Pathological and ultrastructural analysis of surgical lung biopsies in patients with swine-origin influenza type A/H1N1 and acute respiratory failure

Abstract

Background: Cases of H1N1 and other pulmonary infections evolve to acute respiratory failure and death when co-infections or lung injury predominate over the immune response, thus requiring early diagnosis to improve treatment.

Objective: To perform a detailed histopathological analysis of the open lung biopsy specimens from five patients with ARDS with confirmed H1N1.

Methods: Lung specimens underwent microbiologic analysis, and examination by optical and electron microscopy. Immunophenotyping was used to characterize macrophages, natural killer, T and B cells, and expression of cytokines and iNOS.

Results: The pathological features observed were necrotizing bronchiolitis, diffuse alveolar damage, alveolar hemorrhage and abnormal immune response. Ultrastructural analysis showed viral-like particles in all cases.

Conclusions: Viral-like particles can be successfully demonstrated in lung tissue by ultrastructural examination, without confirmation of the virus by RT-PCR on nasopharyngeal aspirates. Bronchioles and epithelium, rather than endothelium, are probably the primary target of infection, and diffuse alveolar damage the consequence of the effect of airways obliteration and dysfunction on innate immunity, suggesting that treatment should be focused on epithelial repair.

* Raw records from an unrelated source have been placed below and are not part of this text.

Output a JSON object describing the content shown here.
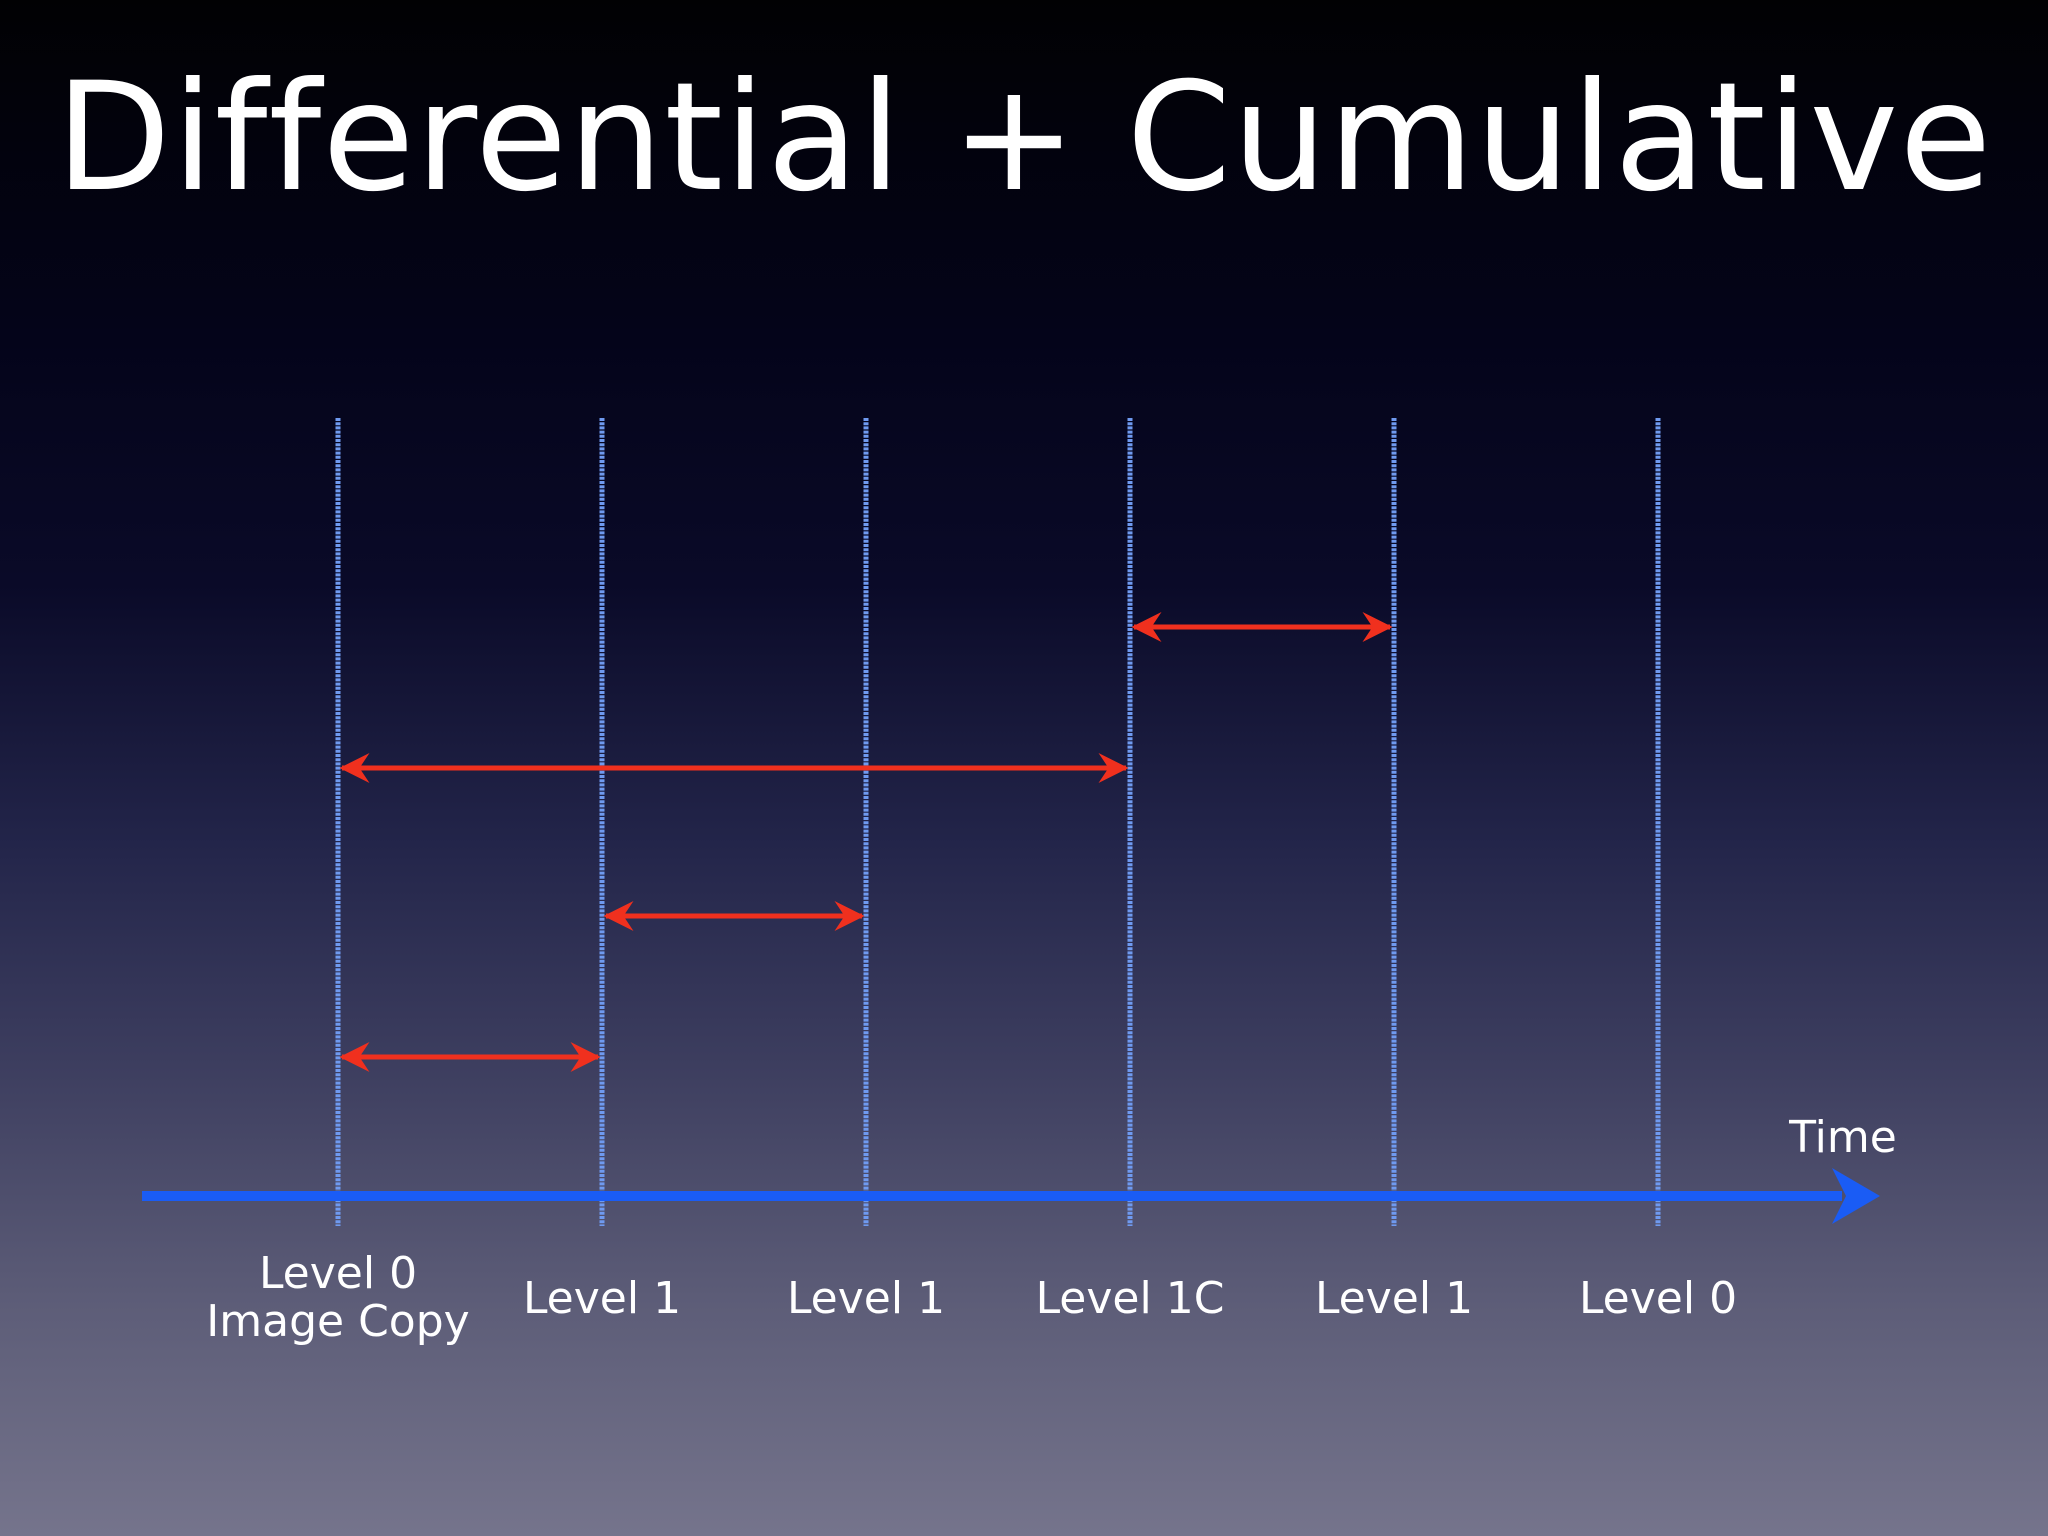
{
  "slide": {
    "title": "Differential + Cumulative"
  },
  "timeline": {
    "axis_label": "Time",
    "markers": [
      {
        "label_lines": [
          "Level 0",
          "Image Copy"
        ]
      },
      {
        "label_lines": [
          "Level 1"
        ]
      },
      {
        "label_lines": [
          "Level 1"
        ]
      },
      {
        "label_lines": [
          "Level 1C"
        ]
      },
      {
        "label_lines": [
          "Level 1"
        ]
      },
      {
        "label_lines": [
          "Level 0"
        ]
      }
    ],
    "arrows": [
      {
        "from": 0,
        "to": 1,
        "row": 1
      },
      {
        "from": 1,
        "to": 2,
        "row": 2
      },
      {
        "from": 0,
        "to": 3,
        "row": 3
      },
      {
        "from": 3,
        "to": 4,
        "row": 4
      }
    ]
  },
  "colors": {
    "axis": "#1a5cf5",
    "markers": "#6f9af0",
    "arrows": "#f0301e",
    "text": "#ffffff"
  }
}
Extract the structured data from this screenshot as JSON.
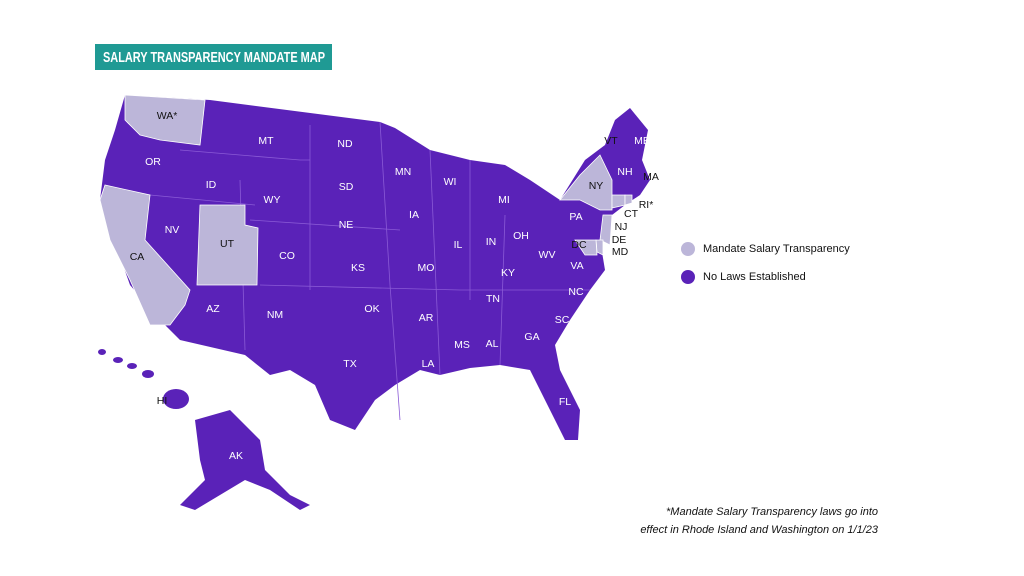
{
  "title": "SALARY TRANSPARENCY MANDATE MAP",
  "legend": [
    {
      "label": "Mandate Salary Transparency",
      "color": "#bcb6d9",
      "states": [
        "WA*",
        "CA",
        "UT",
        "NY",
        "CT",
        "RI*",
        "NJ",
        "DE",
        "MD",
        "DC"
      ]
    },
    {
      "label": "No Laws Established",
      "color": "#5a22b8",
      "states": [
        "OR",
        "ID",
        "MT",
        "WY",
        "NV",
        "CO",
        "AZ",
        "NM",
        "ND",
        "SD",
        "NE",
        "KS",
        "OK",
        "TX",
        "MN",
        "IA",
        "MO",
        "AR",
        "LA",
        "WI",
        "IL",
        "MI",
        "IN",
        "OH",
        "KY",
        "TN",
        "MS",
        "AL",
        "GA",
        "FL",
        "SC",
        "NC",
        "VA",
        "WV",
        "PA",
        "VT",
        "NH",
        "ME",
        "MA",
        "HI",
        "AK"
      ]
    }
  ],
  "footnote": [
    "*Mandate Salary Transparency laws go into",
    "effect in Rhode Island and Washington on 1/1/23"
  ]
}
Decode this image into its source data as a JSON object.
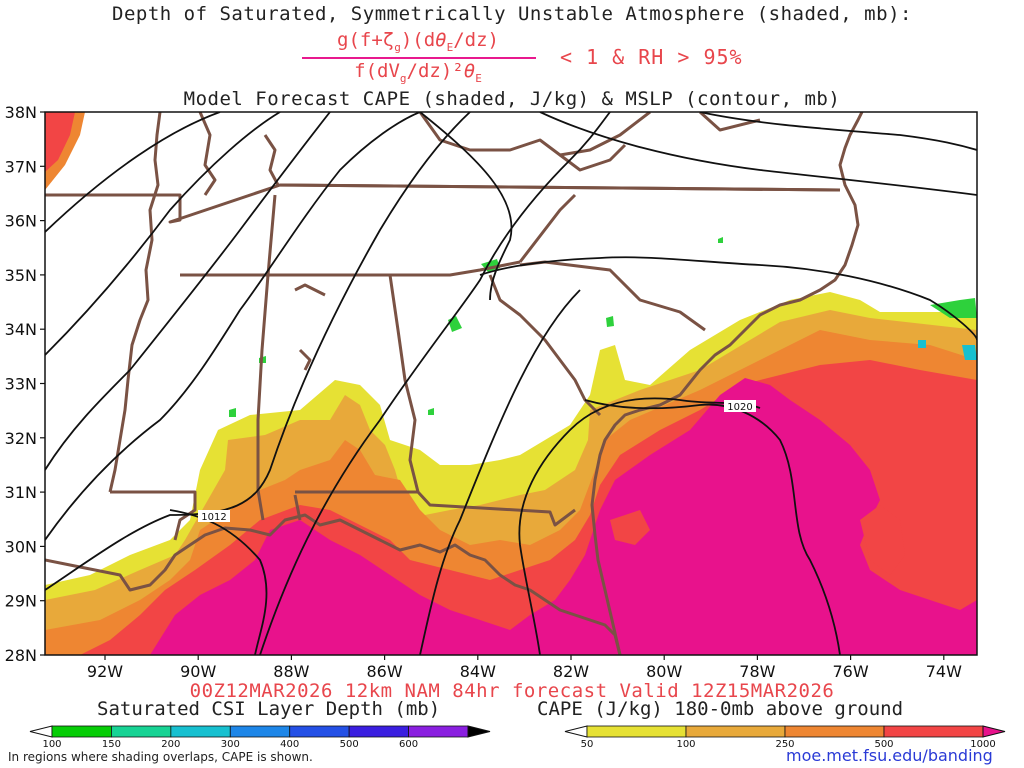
{
  "title": {
    "line1": "Depth of Saturated, Symmetrically Unstable Atmosphere (shaded, mb):",
    "numerator": "g(f+ζg)(dθE/dz)",
    "denominator": "f(dVg/dz)²θE",
    "condition": "< 1 & RH > 95%",
    "line3": "Model Forecast CAPE (shaded, J/kg) & MSLP (contour, mb)"
  },
  "map": {
    "lat_ticks": [
      "38N",
      "37N",
      "36N",
      "35N",
      "34N",
      "33N",
      "32N",
      "31N",
      "30N",
      "29N",
      "28N"
    ],
    "lon_ticks": [
      "92W",
      "90W",
      "88W",
      "86W",
      "84W",
      "82W",
      "80W",
      "78W",
      "76W",
      "74W"
    ],
    "isobar_labels": [
      "1012",
      "1020"
    ],
    "colors": {
      "land_border": "#7a5244",
      "isobar": "#111111",
      "cape_50": "#e6e134",
      "cape_100": "#e8a93a",
      "cape_250": "#ee8632",
      "cape_500": "#f24545",
      "cape_1000": "#e8128c",
      "csi": "#2ed13c"
    }
  },
  "valid_line": "00Z12MAR2026 12km NAM 84hr forecast Valid 12Z15MAR2026",
  "colorbar_csi": {
    "title": "Saturated CSI Layer Depth (mb)",
    "ticks": [
      "100",
      "150",
      "200",
      "300",
      "400",
      "500",
      "600"
    ],
    "colors": [
      "#06cd06",
      "#17d394",
      "#17c0d0",
      "#1d86e8",
      "#2450e6",
      "#3a1ee0",
      "#8a1fe0",
      "#000000"
    ]
  },
  "colorbar_cape": {
    "title": "CAPE (J/kg) 180-0mb above ground",
    "ticks": [
      "50",
      "100",
      "250",
      "500",
      "1000"
    ],
    "colors": [
      "#e6e134",
      "#e8a93a",
      "#ee8632",
      "#f24545",
      "#e8128c"
    ]
  },
  "footnote": "In regions where shading overlaps, CAPE is shown.",
  "website": "moe.met.fsu.edu/banding"
}
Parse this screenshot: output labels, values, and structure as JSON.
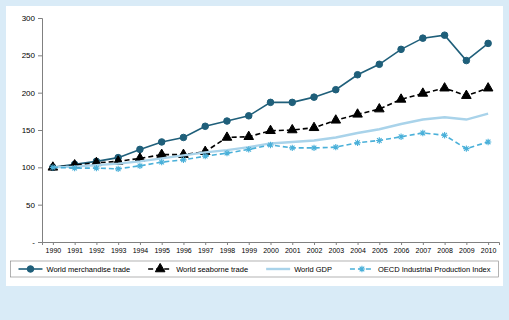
{
  "chart_data": {
    "type": "line",
    "categories": [
      "1990",
      "1991",
      "1992",
      "1993",
      "1994",
      "1995",
      "1996",
      "1997",
      "1998",
      "1999",
      "2000",
      "2001",
      "2002",
      "2003",
      "2004",
      "2005",
      "2006",
      "2007",
      "2008",
      "2009",
      "2010"
    ],
    "ylim": [
      0,
      300
    ],
    "yticks": [
      {
        "value": 0,
        "label": "-"
      },
      50,
      100,
      150,
      200,
      250,
      300
    ],
    "grid": false,
    "legend": "bottom",
    "series": [
      {
        "name": "World merchandise trade",
        "color": "#1f5f7a",
        "marker": "circle",
        "line_style": "solid",
        "values": [
          100,
          104,
          108,
          113,
          124,
          134,
          140,
          155,
          162,
          169,
          187,
          187,
          194,
          204,
          224,
          238,
          258,
          273,
          277,
          243,
          266
        ]
      },
      {
        "name": "World seaborne trade",
        "color": "#000000",
        "marker": "triangle",
        "line_style": "dashed",
        "values": [
          100,
          103,
          106,
          108,
          112,
          117,
          117,
          121,
          140,
          141,
          149,
          150,
          153,
          163,
          171,
          178,
          191,
          199,
          206,
          196,
          206
        ]
      },
      {
        "name": "World GDP",
        "color": "#a9d3ea",
        "marker": "none",
        "line_style": "solid",
        "values": [
          100,
          101,
          103,
          105,
          108,
          112,
          116,
          120,
          123,
          127,
          132,
          134,
          136,
          140,
          146,
          151,
          158,
          164,
          167,
          164,
          172
        ]
      },
      {
        "name": "OECD Industrial Production Index",
        "color": "#4ab0d9",
        "marker": "asterisk",
        "line_style": "dashed",
        "values": [
          100,
          99,
          99,
          98,
          102,
          107,
          110,
          115,
          119,
          124,
          130,
          126,
          126,
          127,
          133,
          136,
          141,
          146,
          143,
          125,
          134
        ]
      }
    ]
  }
}
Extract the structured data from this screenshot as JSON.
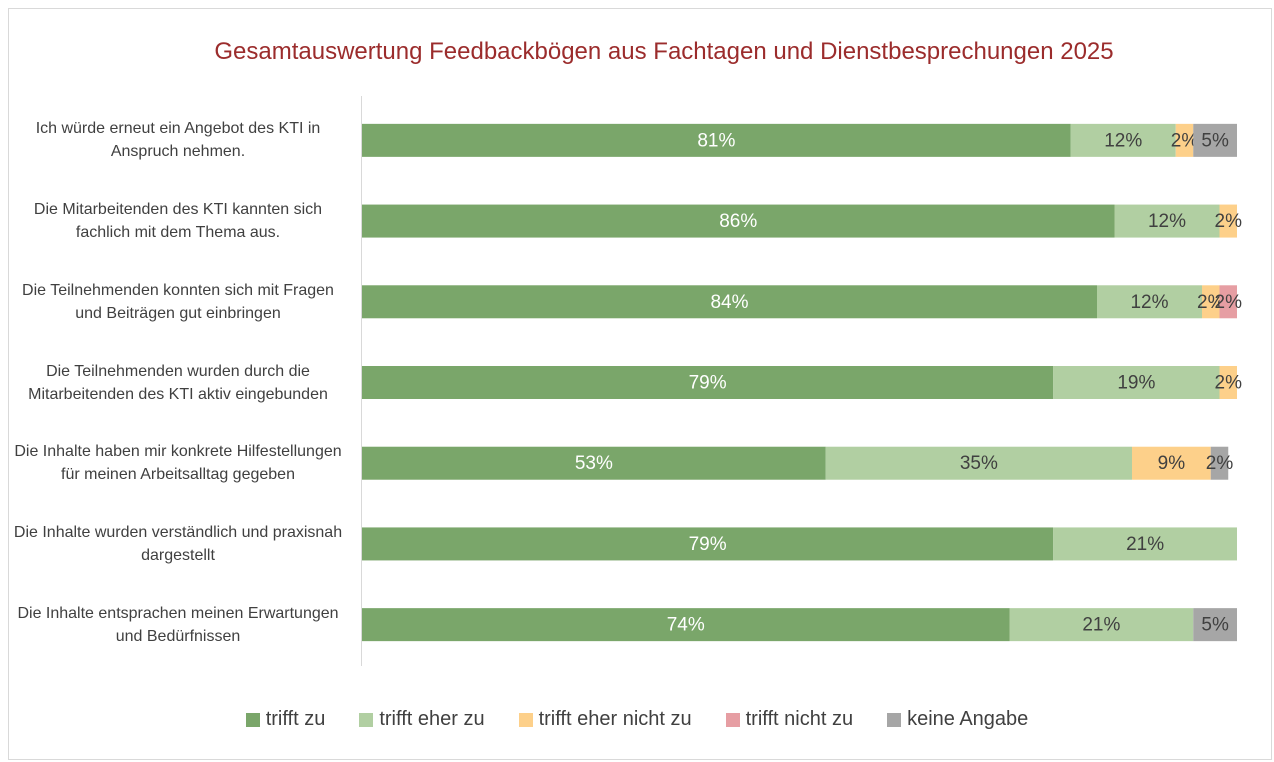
{
  "chart_data": {
    "type": "stacked-bar-horizontal",
    "title": "Gesamtauswertung Feedbackbögen aus Fachtagen und Dienstbesprechungen 2025",
    "categories": [
      "Ich würde erneut ein Angebot des KTI in Anspruch nehmen.",
      "Die Mitarbeitenden des KTI kannten sich fachlich mit dem Thema aus.",
      "Die Teilnehmenden konnten sich mit Fragen und Beiträgen gut einbringen",
      "Die Teilnehmenden wurden durch die Mitarbeitenden des KTI aktiv eingebunden",
      "Die Inhalte haben mir konkrete Hilfestellungen für meinen Arbeitsalltag gegeben",
      "Die Inhalte wurden verständlich und praxisnah dargestellt",
      "Die Inhalte entsprachen meinen Erwartungen und Bedürfnissen"
    ],
    "series": [
      {
        "name": "trifft zu",
        "color": "#7aa66a",
        "values": [
          81,
          86,
          84,
          79,
          53,
          79,
          74
        ],
        "value_labels": [
          "81%",
          "86%",
          "84%",
          "79%",
          "53%",
          "79%",
          "74%"
        ]
      },
      {
        "name": "trifft eher zu",
        "color": "#b1cfa2",
        "values": [
          12,
          12,
          12,
          19,
          35,
          21,
          21
        ],
        "value_labels": [
          "12%",
          "12%",
          "12%",
          "19%",
          "35%",
          "21%",
          "21%"
        ]
      },
      {
        "name": "trifft eher nicht zu",
        "color": "#fdd08a",
        "values": [
          2,
          2,
          2,
          2,
          9,
          null,
          null
        ],
        "value_labels": [
          "2%",
          "2%",
          "2%",
          "2%",
          "9%",
          null,
          null
        ]
      },
      {
        "name": "trifft nicht zu",
        "color": "#e69ea3",
        "values": [
          null,
          null,
          2,
          null,
          null,
          null,
          null
        ],
        "value_labels": [
          null,
          null,
          "2%",
          null,
          null,
          null,
          null
        ]
      },
      {
        "name": "keine Angabe",
        "color": "#a6a6a6",
        "values": [
          5,
          null,
          null,
          null,
          2,
          null,
          5
        ],
        "value_labels": [
          "5%",
          null,
          null,
          null,
          "2%",
          null,
          "5%"
        ]
      }
    ],
    "xlim": [
      0,
      100
    ]
  }
}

Lung sections from N1H1 patients examined by Hematoxilyn Eosin staining. This panel show pulmonary parenchyma modified by extensive alveolar lesion characterized by alveolar hemorrhage (A), disproportionately sparse infiltrate of inflammatory cells (B) and collapse alveolar areas with dilatation of the airspaces (C). In other areas show diffuse alveolar damage with interstitial thickening (D), mild to moderate fibroplasia (E), hyaline membrane formation (F) and intra‐alveolar fibrin exudates (G to I). Intra‐alveolar fibrin exudates similar with moderate infiltrate of inflammatory cells characterized by histiocytes, lymphocytes, megakariocytes and multinucleated forms (J). These atypical forms included multinucleated giant cells with granular amphophilic cytoplasm, irregular, large and atypical nuclei and prominent eosinophilic nucleoli (arrows) (K to M), (Hematoxilyn Eosin).

Ultrastructure sections of lungs from N1H1 patients. Large number of bronchial (EC) and alveolar epithelial cells (AEC2) in apoptosis, note markedly condensed chromatin close to the nuclear membrane (A to C). In panel D, denudation of the epithelial basement membrane and fibrin deposition (arrows). In alveoli, the hyaline membranes appear homogeneous and extend along and partially cover the denuded epithelial basement membranes (D). Regeneration of epithelial cells is shown in panel E to I: note the cells with prominent surface microvilli with decreased or absent lamellar bodies and considerable cytologic atypia. Myofibroblasts (MY) and collagen fibers (COL) were also present (E,F,G). Multinucleated epithelial cells (J,K,L) showing tubuloreticular structures (TRS) and cylindrical confronting cisternae (CCC) representing viral‐like particles residuals are shown in M (arrow head), N (star), O (arrow head). TRS showing reticular aggregates of branching membranous tubules located within the cisternae of the endoplasmic reticulum (P,Q,R). Cylindrical confronting cisternae (CCC) showing long cylinders of fused membranous lamellae (M to R), (Uranile and lead citrate).

Immunologic features of lungs from N1H1 patients. Small aggregates of CD68 (A), CD4+ (B), CD8+ (C), CD20+ (D), NK+ (E), and S100+ (F) present around vessels and bronchioles. Note a very strong expression of IL‐4 (G), IL‐10 (H) and iNOS (I) in macrophages and small mononucleated cells, (Immmunohistochemistry).